Our Coxless NHS
In June 2021, NHS England numbered 1.2 million staff. When Amanda Pritchard was appointed in August, was that number reporting to her? Wrong. In April 2022, it was just 9,794. Of course GPs are independent contractors and more than a million people work in the 240 acute, ambulance, community and mental health trusts and foundation trusts which are, nominally, independent.
The current Health Secretary, Steve Barclay, has 55% more NHS England staff (15,171) reporting to him than the CEO does. And all these 24,966 staff work for non-governmental public bodies which are, supposedly, independent of government and therefore reporting to neither the Health Secretary nor the CEO.
The present government is different because the Chancellor of the Exchequer, Jeremy Hunt, was Health Secretary from 2012 to 2018 and thereafter Chair of the Health and Social Care Select Committee. He is under the impression he knows more about steering NHS England than Pritchard or Barclay. Be that as it may, he has now appointed Patricia Hewitt, Labour Health Secretary from 2005 to 2007, to conduct an independent review of integrated care systems.
Does NHS England now have four coxes or none?
Her terms of reference came out on 6th December, and she should recommend, this month,
“how to empower local leaders to focus on improving outcomes for their populations, giving them greater control while making them more accountable for performance and spending
the scope and options for a significantly smaller number of national targets for which NHS ICBs [integrated care boards] should be both held accountable for and supported to improve by NHS England and other national bodies, alongside local priorities reflecting the particular needs of communities
show the role of the Care Quality Commission (CQC) can be enhanced in system oversight”
Behind this lies, in essence, the bureaucrats long demand that the NHS should take over social care from local authorities. To muddy the water, the terms of reference lay down that local bureaucrats should have more control whilst simultaneously being more accountable and having to report “with a particular focus on real time data shared digitally with the Department of Health and Social Care.” It is not at all surprising that this job should have been given to a Labour ex-politician.
NHS England is already far too big and merging it with social services will help neither. Of course, they need to liaise but the way to do it is to have the NHS focus on treatment and cure leaving care to local authorities. Of the £1.2 million NHS England staff in June 2021, the people patients actually want to see, namely doctors and nurses, make up less than 40% of the headcount. Technicians and (some) managers are needed too but focus on its original role, rather than expanding it, would enhance value for money.

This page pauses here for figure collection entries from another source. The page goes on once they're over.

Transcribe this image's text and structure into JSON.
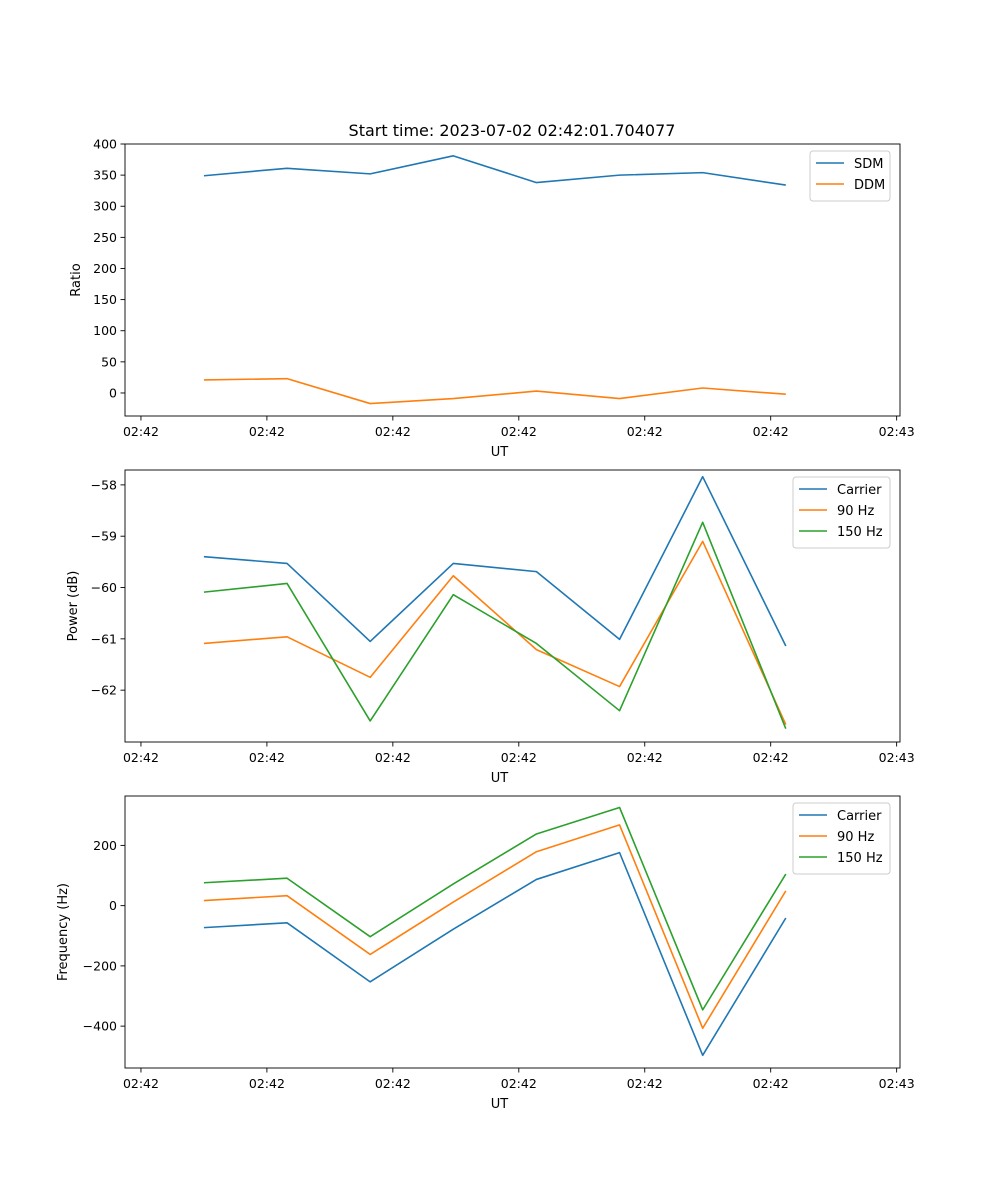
{
  "figure_title": "Start time: 2023-07-02 02:42:01.704077",
  "colors": {
    "blue": "#1f77b4",
    "orange": "#ff7f0e",
    "green": "#2ca02c"
  },
  "chart_data": [
    {
      "type": "line",
      "title": "Start time: 2023-07-02 02:42:01.704077",
      "xlabel": "UT",
      "ylabel": "Ratio",
      "xlim": [
        -0.19,
        9.04
      ],
      "ylim": [
        -37,
        400
      ],
      "x_tick_positions": [
        0,
        1.5,
        3,
        4.5,
        6,
        7.5,
        9
      ],
      "x_tick_labels": [
        "02:42",
        "02:42",
        "02:42",
        "02:42",
        "02:42",
        "02:42",
        "02:43"
      ],
      "y_ticks": [
        0,
        50,
        100,
        150,
        200,
        250,
        300,
        350,
        400
      ],
      "y_tick_labels": [
        "0",
        "50",
        "100",
        "150",
        "200",
        "250",
        "300",
        "350",
        "400"
      ],
      "legend_position": "top-right",
      "grid": false,
      "x": [
        0.75,
        1.74,
        2.73,
        3.72,
        4.71,
        5.7,
        6.69,
        7.68
      ],
      "series": [
        {
          "name": "SDM",
          "color": "#1f77b4",
          "values": [
            349,
            361,
            352,
            381,
            338,
            350,
            354,
            334
          ]
        },
        {
          "name": "DDM",
          "color": "#ff7f0e",
          "values": [
            21,
            23,
            -17,
            -9,
            3,
            -9,
            8,
            -2
          ]
        }
      ]
    },
    {
      "type": "line",
      "title": "",
      "xlabel": "UT",
      "ylabel": "Power (dB)",
      "xlim": [
        -0.19,
        9.04
      ],
      "ylim": [
        -63.01,
        -57.71
      ],
      "x_tick_positions": [
        0,
        1.5,
        3,
        4.5,
        6,
        7.5,
        9
      ],
      "x_tick_labels": [
        "02:42",
        "02:42",
        "02:42",
        "02:42",
        "02:42",
        "02:42",
        "02:43"
      ],
      "y_ticks": [
        -62,
        -61,
        -60,
        -59,
        -58
      ],
      "y_tick_labels": [
        "−62",
        "−61",
        "−60",
        "−59",
        "−58"
      ],
      "legend_position": "top-right",
      "grid": false,
      "x": [
        0.75,
        1.74,
        2.73,
        3.72,
        4.71,
        5.7,
        6.69,
        7.68
      ],
      "series": [
        {
          "name": "Carrier",
          "color": "#1f77b4",
          "values": [
            -59.4,
            -59.53,
            -61.05,
            -59.53,
            -59.69,
            -61.01,
            -57.84,
            -61.14
          ]
        },
        {
          "name": "90 Hz",
          "color": "#ff7f0e",
          "values": [
            -61.09,
            -60.96,
            -61.75,
            -59.77,
            -61.21,
            -61.93,
            -59.1,
            -62.67
          ]
        },
        {
          "name": "150 Hz",
          "color": "#2ca02c",
          "values": [
            -60.09,
            -59.92,
            -62.6,
            -60.14,
            -61.09,
            -62.4,
            -58.73,
            -62.75
          ]
        }
      ]
    },
    {
      "type": "line",
      "title": "",
      "xlabel": "UT",
      "ylabel": "Frequency (Hz)",
      "xlim": [
        -0.19,
        9.04
      ],
      "ylim": [
        -539,
        364
      ],
      "x_tick_positions": [
        0,
        1.5,
        3,
        4.5,
        6,
        7.5,
        9
      ],
      "x_tick_labels": [
        "02:42",
        "02:42",
        "02:42",
        "02:42",
        "02:42",
        "02:42",
        "02:43"
      ],
      "y_ticks": [
        -400,
        -200,
        0,
        200
      ],
      "y_tick_labels": [
        "−400",
        "−200",
        "0",
        "200"
      ],
      "legend_position": "top-right",
      "grid": false,
      "x": [
        0.75,
        1.74,
        2.73,
        3.72,
        4.71,
        5.7,
        6.69,
        7.68
      ],
      "series": [
        {
          "name": "Carrier",
          "color": "#1f77b4",
          "values": [
            -73,
            -57,
            -253,
            -78,
            87,
            176,
            -497,
            -41
          ]
        },
        {
          "name": "90 Hz",
          "color": "#ff7f0e",
          "values": [
            17,
            33,
            -162,
            12,
            179,
            268,
            -407,
            49
          ]
        },
        {
          "name": "150 Hz",
          "color": "#2ca02c",
          "values": [
            76,
            91,
            -103,
            72,
            238,
            326,
            -346,
            105
          ]
        }
      ]
    }
  ]
}
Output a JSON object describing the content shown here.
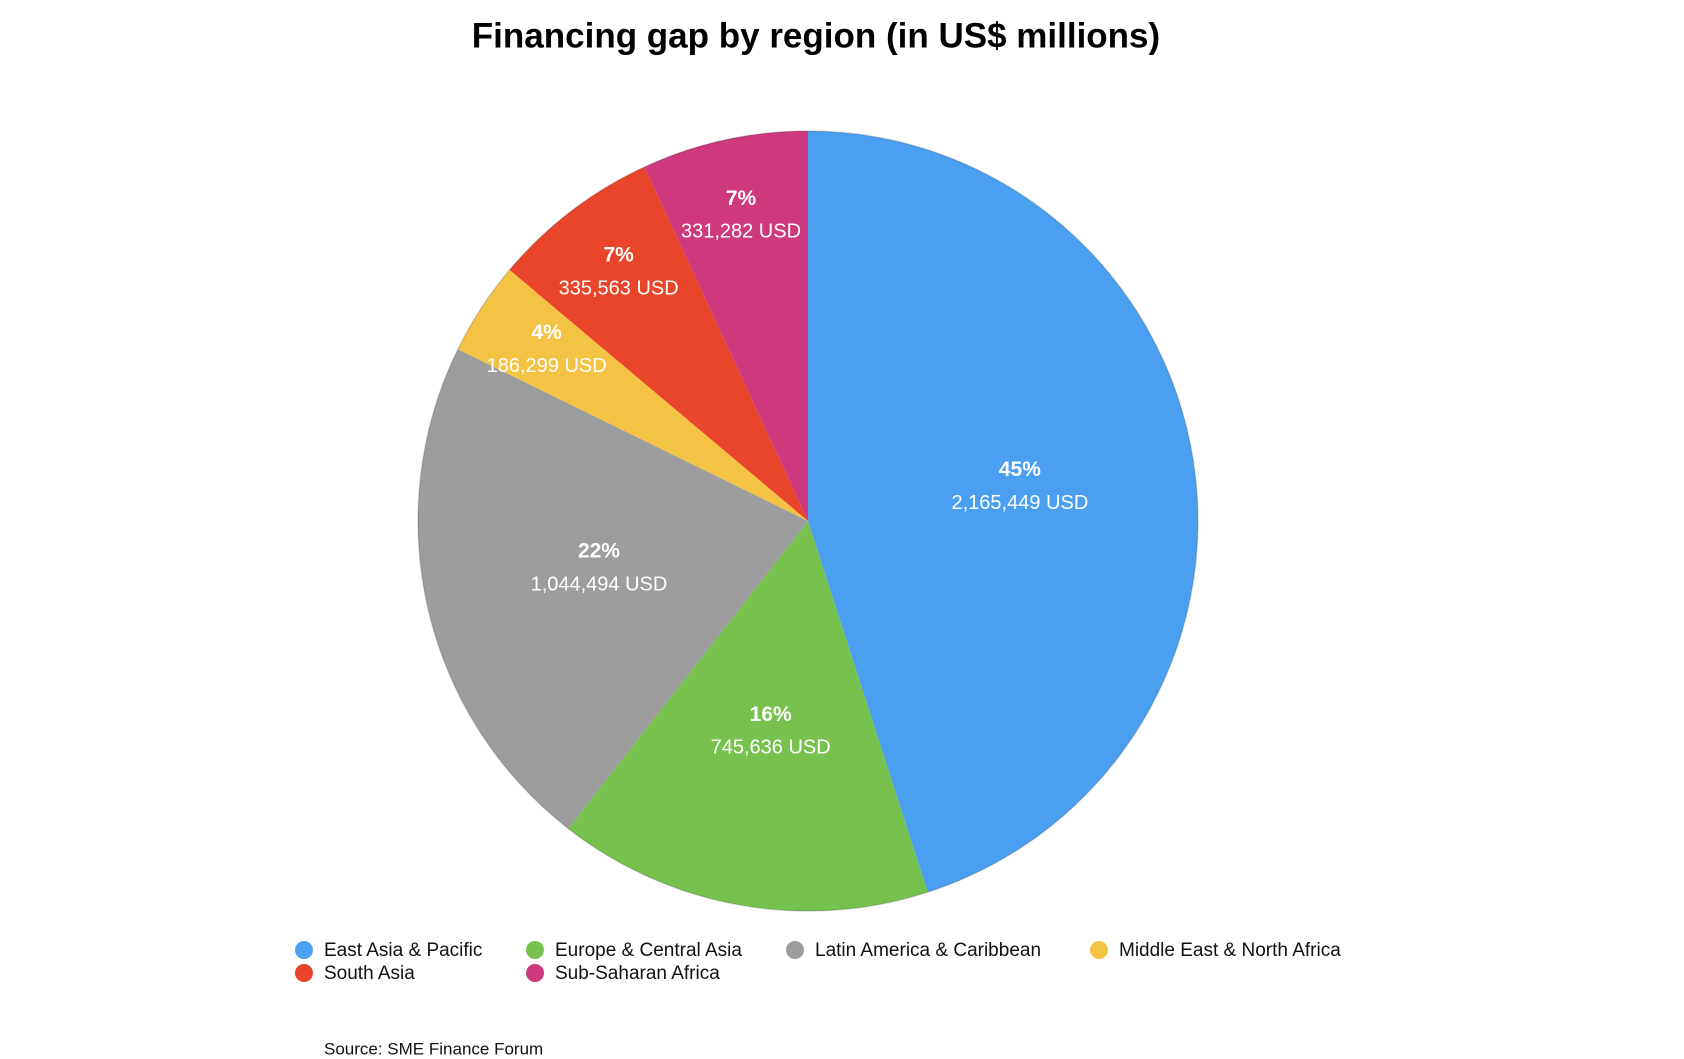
{
  "chart_data": {
    "type": "pie",
    "title": "Financing gap by region (in US$ millions)",
    "categories": [
      "East Asia & Pacific",
      "Europe & Central Asia",
      "Latin America & Caribbean",
      "Middle East & North Africa",
      "South Asia",
      "Sub-Saharan Africa"
    ],
    "values": [
      2165449,
      745636,
      1044494,
      186299,
      335563,
      331282
    ],
    "value_labels": [
      "2,165,449 USD",
      "745,636 USD",
      "1,044,494 USD",
      "186,299 USD",
      "335,563 USD",
      "331,282 USD"
    ],
    "percentages": [
      45,
      16,
      22,
      4,
      7,
      7
    ],
    "percentage_labels": [
      "45%",
      "16%",
      "22%",
      "4%",
      "7%",
      "7%"
    ],
    "colors": [
      "#4a9ff0",
      "#77c14f",
      "#9d9d9d",
      "#f5c343",
      "#e8452a",
      "#cf3a7e"
    ],
    "legend": "bottom",
    "source": "Source: SME Finance Forum"
  }
}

The experiments thus far with integrated care have not been analysed. The only good thing that has emerged so far from integrated care systems (ICS) is alignment of local authority/NHS local borders. That must help liaison. Shifting authority from the centre and middle management to the front line would also help, as it did with Covid. Pharmacies should be allowed licence on prescribing to relieve GP practices. These terms of reference are otherwise bound to increase costs and bureaucracy and, worse, distract over-worked GPs from treating their patients. GPs need less bureaucracy, form-filling and interference from NHS management and the DHSC, not more.
Instead, with no clue as to whether ICS improves matters, this NHS coxless four are steering straight for the rocks of worse service, greater costs, more deaths and longer waiting lists.